Concomitant loss of TET2 and TET3 results in T cell expansion and genomic instability

TET proteins are tumor suppressors that through their catalytic activity oxidize 5-methylcytosine to 5-hydroxymethylcytosine, to promote DNA demethylation and to regulate gene expression. Notably, TET2 is the second most frequently mutated gene in hematological malignancies, including T cell lymphomas. However, murine models with deletion of TET2 do not exhibit T cell expansion, presumably due to redundancy with other members of the TET family of proteins. In order to gain insight on the TET mediated molecular events that safeguard T cells from aberrant proliferation we performed serial adoptive transfers of murine CD4 T cells that lack concomitantly TET2 and TET3 to fully immunocompetent congenic mice. Our data reveal a progressive acquisition of malignant traits upon loss of TET2 and TET3 that is characterized by loss of genomic integrity, acquisition of aneuploidy and upregulation of the protooncogene Myc. In this report, we aim to decipher the impact of TET proteins in controlling in vivo proliferation of peripheral T cells. We employ adoptive transfer of Tet2/3 DKO T cells and we discover that Tet2/3 DKO CD4 cells exhibit upregulation of cell cycle genes upon serial transplantation. This altered gene expression program endows Tet2/3 DKO CD4 cells with increased proliferative capacity and acquisition of malignant traits, such as oligoclonal expansion and chromosomal copy number (CCN) variations, resulting in aggressive lymphoproliferative disorders. In addition, we demonstrate that as the TET deficient cells acquire a hyperproliferative profile they can expand remarkably fast, within 10 days, in recipient mice. During this rapid expansion of transplanted Tet2/3 DKO T cells, by employing an unbiased, single cell transcriptomic approach, we reveal that while the immune environment of the host mice becomes rapidly activated, it fails to annihilate the expansion of the donor T cells.
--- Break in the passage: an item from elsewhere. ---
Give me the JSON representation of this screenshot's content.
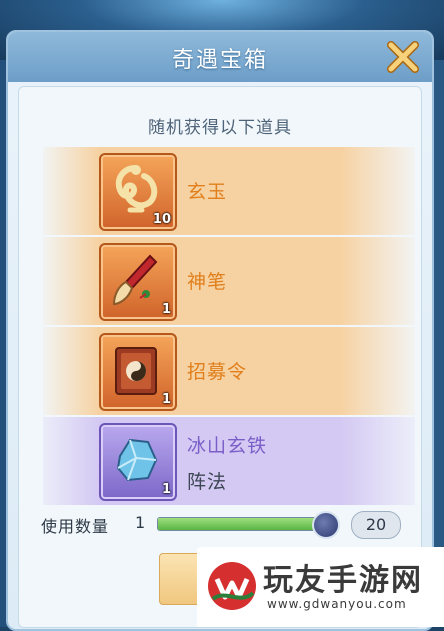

TET蛋白（TET proteins）是一类肿瘤抑制因子，其通过催化活性将5-甲基胞嘧啶氧化为5-羟甲基胞嘧啶，从而促进DNA去甲基化并调控基因表达。值得注意的是，TET2是血液系统恶性肿瘤（包括T细胞淋巴瘤）中第二常见的突变基因。然而，仅敲除TET2的小鼠模型并未出现T细胞扩增现象，推测这可能与TET家族其他蛋白的功能冗余有关。为深入解析TET蛋白介导的、保护T细胞免于异常增殖的分子事件，我们对同时缺失TET2与TET3的小鼠CD4 T细胞开展连续过继转移实验，将其输注至完全免疫健全的同系受体小鼠体内。我们的研究数据显示，在同时缺失TET2与TET3后，细胞会逐步获得恶性表型，具体表现为基因组完整性丧失、非整倍体形成以及原癌基因Myc的表达上调。本研究旨在阐明TET蛋白在调控外周T细胞体内增殖过程中的作用。我们采用Tet2/3双敲除（DKO）T细胞的过继转移模型，发现经连续移植后，Tet2/3 DKO CD4 T细胞的细胞周期相关基因表达出现上调。这种异常的基因表达程序赋予Tet2/3 DKO CD4 T细胞更强的增殖能力，并使其获得恶性特征，包括寡克隆扩增与染色体拷贝数（CCN）变异，最终引发侵袭性淋巴增殖性疾病。此外，我们证实，当TET缺陷细胞获得高增殖表型后，可在受体小鼠体内于10天内快速扩增。在移植后的Tet2/3 DKO T细胞快速扩增阶段，我们通过无偏倚单细胞转录组学方法开展分析，结果显示尽管受体小鼠的免疫微环境被快速激活，但仍无法清除供体T细胞的扩增。